In late December, videos emerged online of the stranded sailors describing life on board as “jail-like” and holding placards pleading to go home. 

“We did nothing wrong. Yet, we got caught up in this,” Anastasia crew member Raja Louis was quoted to have said. The crews were facing mental health issues and were surviving on no medical support and poor quality of drinking water. 

India is party to the International Maritime Organization and several United Nations conventions relating to the working conditions of seafarers, their safety, identity and other welfare measures for the seafaring community at large. 

However, it is the Maritime Labour Convention (MLC), ratified by India on 9 October 2015, which includes a consolidation of all up-to-date standards regarding life at sea. 

According to the MLC, the maximum continuous period that a seafarer should serve on board a vessel without leave is 11 months. However, seafarers aboard Anastasia and Jag Anand were at anchorage for six months which extended many of their tours to up to 18-20 months.
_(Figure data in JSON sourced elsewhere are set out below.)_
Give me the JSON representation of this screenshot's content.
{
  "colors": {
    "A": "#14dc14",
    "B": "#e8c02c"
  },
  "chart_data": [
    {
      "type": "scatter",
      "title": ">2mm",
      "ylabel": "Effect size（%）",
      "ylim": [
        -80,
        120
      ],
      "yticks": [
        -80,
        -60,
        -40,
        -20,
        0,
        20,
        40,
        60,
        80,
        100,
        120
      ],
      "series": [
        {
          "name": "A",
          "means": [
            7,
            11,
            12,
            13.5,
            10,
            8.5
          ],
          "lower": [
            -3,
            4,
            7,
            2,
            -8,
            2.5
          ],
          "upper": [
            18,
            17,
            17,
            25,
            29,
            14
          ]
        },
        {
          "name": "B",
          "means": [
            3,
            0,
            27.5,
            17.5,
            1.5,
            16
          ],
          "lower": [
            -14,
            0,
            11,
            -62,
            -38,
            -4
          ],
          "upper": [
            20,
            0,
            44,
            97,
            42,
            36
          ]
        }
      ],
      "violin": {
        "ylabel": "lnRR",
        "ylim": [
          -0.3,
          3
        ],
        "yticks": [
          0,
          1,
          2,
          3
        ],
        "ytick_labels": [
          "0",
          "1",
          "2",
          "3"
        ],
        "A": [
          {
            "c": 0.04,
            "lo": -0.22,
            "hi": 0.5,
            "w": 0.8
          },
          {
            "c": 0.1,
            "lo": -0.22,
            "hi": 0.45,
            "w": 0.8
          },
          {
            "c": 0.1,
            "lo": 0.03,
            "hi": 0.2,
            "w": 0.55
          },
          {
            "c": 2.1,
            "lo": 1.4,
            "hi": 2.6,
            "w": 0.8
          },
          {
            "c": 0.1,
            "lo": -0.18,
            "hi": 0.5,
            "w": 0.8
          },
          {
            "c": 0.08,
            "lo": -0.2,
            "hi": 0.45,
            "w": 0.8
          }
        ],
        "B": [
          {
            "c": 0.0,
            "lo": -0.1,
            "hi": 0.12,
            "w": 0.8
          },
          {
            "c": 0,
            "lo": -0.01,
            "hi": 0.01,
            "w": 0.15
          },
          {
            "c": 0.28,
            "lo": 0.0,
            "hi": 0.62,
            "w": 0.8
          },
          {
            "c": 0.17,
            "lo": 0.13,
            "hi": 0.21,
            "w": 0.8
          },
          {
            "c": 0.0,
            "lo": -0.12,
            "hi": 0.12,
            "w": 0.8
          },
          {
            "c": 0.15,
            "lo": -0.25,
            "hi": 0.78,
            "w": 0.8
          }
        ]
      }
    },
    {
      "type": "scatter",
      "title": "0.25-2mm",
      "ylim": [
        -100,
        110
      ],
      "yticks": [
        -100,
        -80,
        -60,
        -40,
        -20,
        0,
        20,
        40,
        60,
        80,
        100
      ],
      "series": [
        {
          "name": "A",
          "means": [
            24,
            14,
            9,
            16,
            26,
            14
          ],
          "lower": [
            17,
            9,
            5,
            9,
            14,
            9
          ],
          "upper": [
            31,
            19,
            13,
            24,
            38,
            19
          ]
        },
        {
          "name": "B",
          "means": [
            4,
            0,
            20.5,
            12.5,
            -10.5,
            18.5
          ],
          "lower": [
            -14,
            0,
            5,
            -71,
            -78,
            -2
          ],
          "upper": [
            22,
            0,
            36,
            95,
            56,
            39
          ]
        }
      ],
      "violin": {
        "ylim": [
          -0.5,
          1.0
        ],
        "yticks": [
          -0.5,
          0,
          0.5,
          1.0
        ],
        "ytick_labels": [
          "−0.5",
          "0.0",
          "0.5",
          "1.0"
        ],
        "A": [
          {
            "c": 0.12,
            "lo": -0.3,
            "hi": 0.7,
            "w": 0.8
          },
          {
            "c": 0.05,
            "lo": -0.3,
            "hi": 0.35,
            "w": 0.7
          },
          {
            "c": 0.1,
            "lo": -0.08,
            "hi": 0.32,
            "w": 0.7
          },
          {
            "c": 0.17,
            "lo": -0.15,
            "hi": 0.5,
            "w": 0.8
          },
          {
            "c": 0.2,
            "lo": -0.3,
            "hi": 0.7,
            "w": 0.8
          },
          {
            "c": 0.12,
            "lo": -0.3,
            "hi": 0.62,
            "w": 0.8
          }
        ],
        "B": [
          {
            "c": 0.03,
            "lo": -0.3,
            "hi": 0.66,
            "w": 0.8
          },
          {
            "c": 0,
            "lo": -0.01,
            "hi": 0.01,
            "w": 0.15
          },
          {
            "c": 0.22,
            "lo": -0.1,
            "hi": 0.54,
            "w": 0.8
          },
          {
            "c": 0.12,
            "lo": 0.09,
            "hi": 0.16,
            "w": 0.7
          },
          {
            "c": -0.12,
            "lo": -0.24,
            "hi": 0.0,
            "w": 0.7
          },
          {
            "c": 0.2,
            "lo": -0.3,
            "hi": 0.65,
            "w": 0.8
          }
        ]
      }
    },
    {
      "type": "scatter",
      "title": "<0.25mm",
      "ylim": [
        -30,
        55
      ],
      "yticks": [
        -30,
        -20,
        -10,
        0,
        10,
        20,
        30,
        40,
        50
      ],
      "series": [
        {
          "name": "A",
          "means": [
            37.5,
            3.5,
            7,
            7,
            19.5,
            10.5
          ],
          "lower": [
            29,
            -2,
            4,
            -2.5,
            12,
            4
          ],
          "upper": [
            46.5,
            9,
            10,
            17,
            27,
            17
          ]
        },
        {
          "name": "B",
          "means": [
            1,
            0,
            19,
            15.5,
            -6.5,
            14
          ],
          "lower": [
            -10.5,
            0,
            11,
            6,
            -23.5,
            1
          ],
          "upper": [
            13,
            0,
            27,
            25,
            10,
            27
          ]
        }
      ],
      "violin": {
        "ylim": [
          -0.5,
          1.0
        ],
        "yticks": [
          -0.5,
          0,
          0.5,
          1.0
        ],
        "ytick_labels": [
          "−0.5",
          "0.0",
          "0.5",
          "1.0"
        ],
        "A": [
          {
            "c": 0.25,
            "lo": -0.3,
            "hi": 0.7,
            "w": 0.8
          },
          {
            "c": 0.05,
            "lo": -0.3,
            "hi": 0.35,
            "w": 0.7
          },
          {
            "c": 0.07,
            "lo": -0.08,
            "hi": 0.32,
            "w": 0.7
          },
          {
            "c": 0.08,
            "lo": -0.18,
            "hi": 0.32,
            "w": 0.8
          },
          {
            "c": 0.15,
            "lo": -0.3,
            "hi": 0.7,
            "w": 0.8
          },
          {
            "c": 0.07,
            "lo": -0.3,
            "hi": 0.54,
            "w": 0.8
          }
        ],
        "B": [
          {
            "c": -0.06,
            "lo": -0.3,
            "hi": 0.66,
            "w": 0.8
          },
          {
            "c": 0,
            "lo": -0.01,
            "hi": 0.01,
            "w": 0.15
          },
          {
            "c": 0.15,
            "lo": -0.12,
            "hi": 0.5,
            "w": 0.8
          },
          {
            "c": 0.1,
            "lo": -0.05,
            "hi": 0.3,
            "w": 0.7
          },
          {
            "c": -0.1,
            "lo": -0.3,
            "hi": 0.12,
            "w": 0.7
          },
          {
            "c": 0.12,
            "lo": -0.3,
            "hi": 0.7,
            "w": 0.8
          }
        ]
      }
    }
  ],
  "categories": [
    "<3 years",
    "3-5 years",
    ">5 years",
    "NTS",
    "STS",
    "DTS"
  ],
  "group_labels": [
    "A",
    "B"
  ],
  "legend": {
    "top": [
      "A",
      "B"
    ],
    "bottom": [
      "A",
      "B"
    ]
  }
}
Serang said the issue of labour rights violations in this case, especially when crew change is denied, has to be seen in context of Covid-19 and international politics.

A commercial dispute or does it concern international law?

Speaking to ThePrint, a spokesperson from Mumbai-based Great Eastern Shipping Company Ltd, which owns Jag Anand, said despite the fact that the shipping companies reached out at diplomatic levels in India and China for help, this was a commercial and humanitarian issue rather than one concerning international law.  

“We did a crew change at Japan’s Chiba Port after coming to a commercial negotiation with all parties involved from the cargo owner to charterers. We were mainly waiting for a go-ahead from the receiver of the cargo, a Chinese entity, without which we would have faced legal action,” the spokesperson said. 

The Chinese authorities had a “limited role” to play when it came to offloading cargo, added the spokesperson. 

A statement released 9 February by MSC Mediterranean Shipping Company, which maintains and runs MV Anastasia, also said the option for crew change was stifled by “commercial parties involved in the selling and buying of the cargo onboard [who] were caught in the ensuing political uncertainty around the trade issue”. 

The company added, “MSC prioritised the Japanese option as the quickest and most efficient way to provide the necessary relief for the crew and to enable the ship to subsequently continue in service as it may be required by the charterers.”